The Guardian: She Persisted review – a fine rebalance
By Lisa Allardice
14 April 2019
In 2016 Tamara Rojo, artistic director of English National Ballet, set out to redress the shocking realisation that in 20 years as a professional dancer she had never performed in a work by a woman. She commissioned She Said, a programme of exclusively female choreographers, now followed by She Persisted (the feminist slogan adopted after the notorious 2017 Republican putdown of US politician Elizabeth Warren).
What better way to open a showcase of female creativity than with the return of Annabelle Lopez Ochoa’s Broken Wings, an exuberant portrayal of the troubled life of Frida Kahlo? In an impressive debut, Katja Khaniukova brings a winning combination of vulnerability and defiance to the central role (danced by Rojo in its 2016 premiere), as we follow Kahlo from mischievous schoolgirl to her tempestuous marriage to Diego Rivera, played as a bumbling, middle-aged lothario by Irek Mukhamedov.
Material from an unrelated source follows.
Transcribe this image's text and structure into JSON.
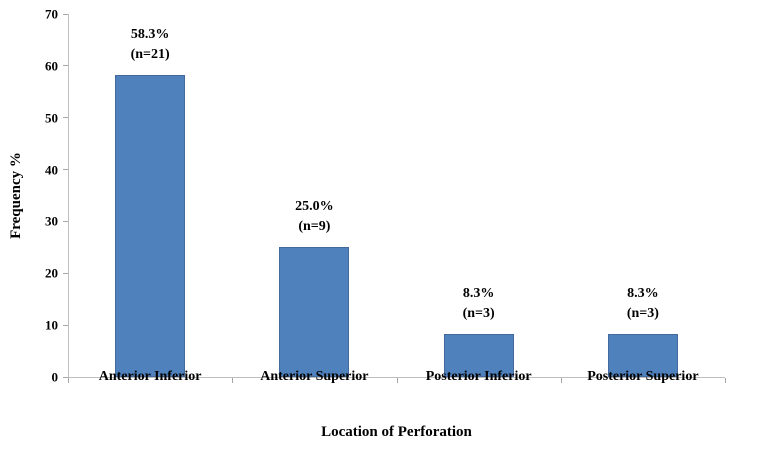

Mexican skeletons, male dancers in the flamboyant dresses of her self-portraits, dancing monkeys and deers speared with arrows – comic touches capture the surreal playfulness of Kahlo’s art alongside the darker incidents of her story: the bus accident she suffered in her teens and the terrible injuries and miscarriages she endured as a result, all imaginatively and harrowingly suggested. The whole is both sexy and sad.